RCR10: A Method of Unwrapping 3D Complex Hollow Organs for Spatial Dose Surface Analysis

Alon Witztum1,Samantha Warren1,Mike Partridge1,Maria Hawkins1

1CRUK/MRC Oxford Institute for Radiation Oncology, University of Oxford, Oxford, UK

Presenting date: Tuesday 3 November
Presenting time: 13.10-14.00


To describe and evaluate a method of mapping 3D surface dose for hollow organs with complex geometry (duodenum) to a 2D plane. Methods have previously been presented for unwrapping tubular organs (oesophagus and rectum) for spatial modelling of toxicity. However, the complex geometry of the duodenum demands a new method for producing 2D dose surface maps (DSMs).


The organ is defined by Delaunay triangulation and voxelised into a 0.085 × 0.085 × 0.085 cm3 binary image. This is thinned using a distance transform resulting in a cluster of points approximately down the organ centre. A subset of points is manually selected and a central axis spline (CAS) fit. The CAS is discretised into 30 points and a ray cast from each point (angular step 12°, axial step 0.05 cm) on the plane normal to the vector to the next CAS point and the dose at the closest perimeter point recorded. These perimeter slices are "unwrapped" from the edge distal to the pancreas so the high dose region (proximal to tumour) falls in the centre of the dose map.

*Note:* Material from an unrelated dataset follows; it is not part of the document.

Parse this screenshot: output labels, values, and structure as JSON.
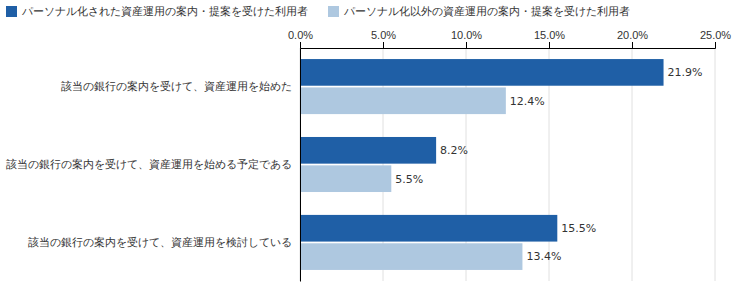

A complete methodology has been described that produces 2D DSMs for organs with simple or complex geometries. This method was successfully tested by extracting DSMs for 15 duodena, with one oesophagus illustrating application to simple geometries. Visual comparisons show that a 30 נ30 map provides sufficient resolution to view features of interest.

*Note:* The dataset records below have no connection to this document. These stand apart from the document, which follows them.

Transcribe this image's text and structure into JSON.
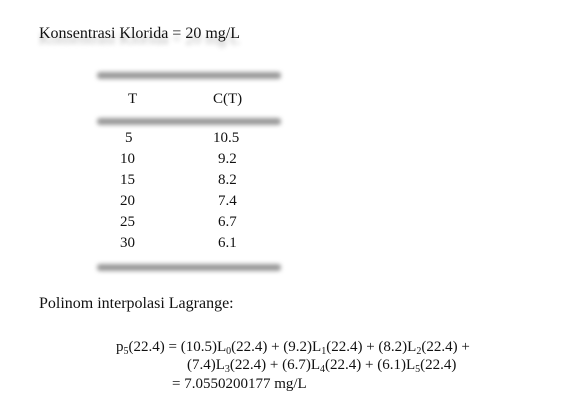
{
  "heading": "Konsentrasi Klorida = 20 mg/L",
  "table": {
    "headers": [
      "T",
      "C(T)"
    ],
    "rows": [
      {
        "t": "5",
        "c": "10.5"
      },
      {
        "t": "10",
        "c": "9.2"
      },
      {
        "t": "15",
        "c": "8.2"
      },
      {
        "t": "20",
        "c": "7.4"
      },
      {
        "t": "25",
        "c": "6.7"
      },
      {
        "t": "30",
        "c": "6.1"
      }
    ]
  },
  "subheading": "Polinom interpolasi Lagrange:",
  "equation": {
    "line1": [
      {
        "text": "p"
      },
      {
        "sub": "5"
      },
      {
        "text": "(22.4) = (10.5)L"
      },
      {
        "sub": "0"
      },
      {
        "text": "(22.4) + (9.2)L"
      },
      {
        "sub": "1"
      },
      {
        "text": "(22.4) + (8.2)L"
      },
      {
        "sub": "2"
      },
      {
        "text": "(22.4) +"
      }
    ],
    "line2": [
      {
        "text": "(7.4)L"
      },
      {
        "sub": "3"
      },
      {
        "text": "(22.4) + (6.7)L"
      },
      {
        "sub": "4"
      },
      {
        "text": "(22.4) + (6.1)L"
      },
      {
        "sub": "5"
      },
      {
        "text": "(22.4)"
      }
    ],
    "line3": [
      {
        "text": "= 7.0550200177 mg/L"
      }
    ]
  }
}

A new method for unwrapping surface dose in complex-shaped hollow organs has been developed and tested on 15 duodenal cases. The method is robust, requires minimal human interaction, and has been shown to be generalisable to simpler geometries (oesophagus). The 2D dose maps produced provide spatial dose distribution information which will be explored to create models that may improve toxicity prediction in treatments for locally-advanced pancreatic cancer.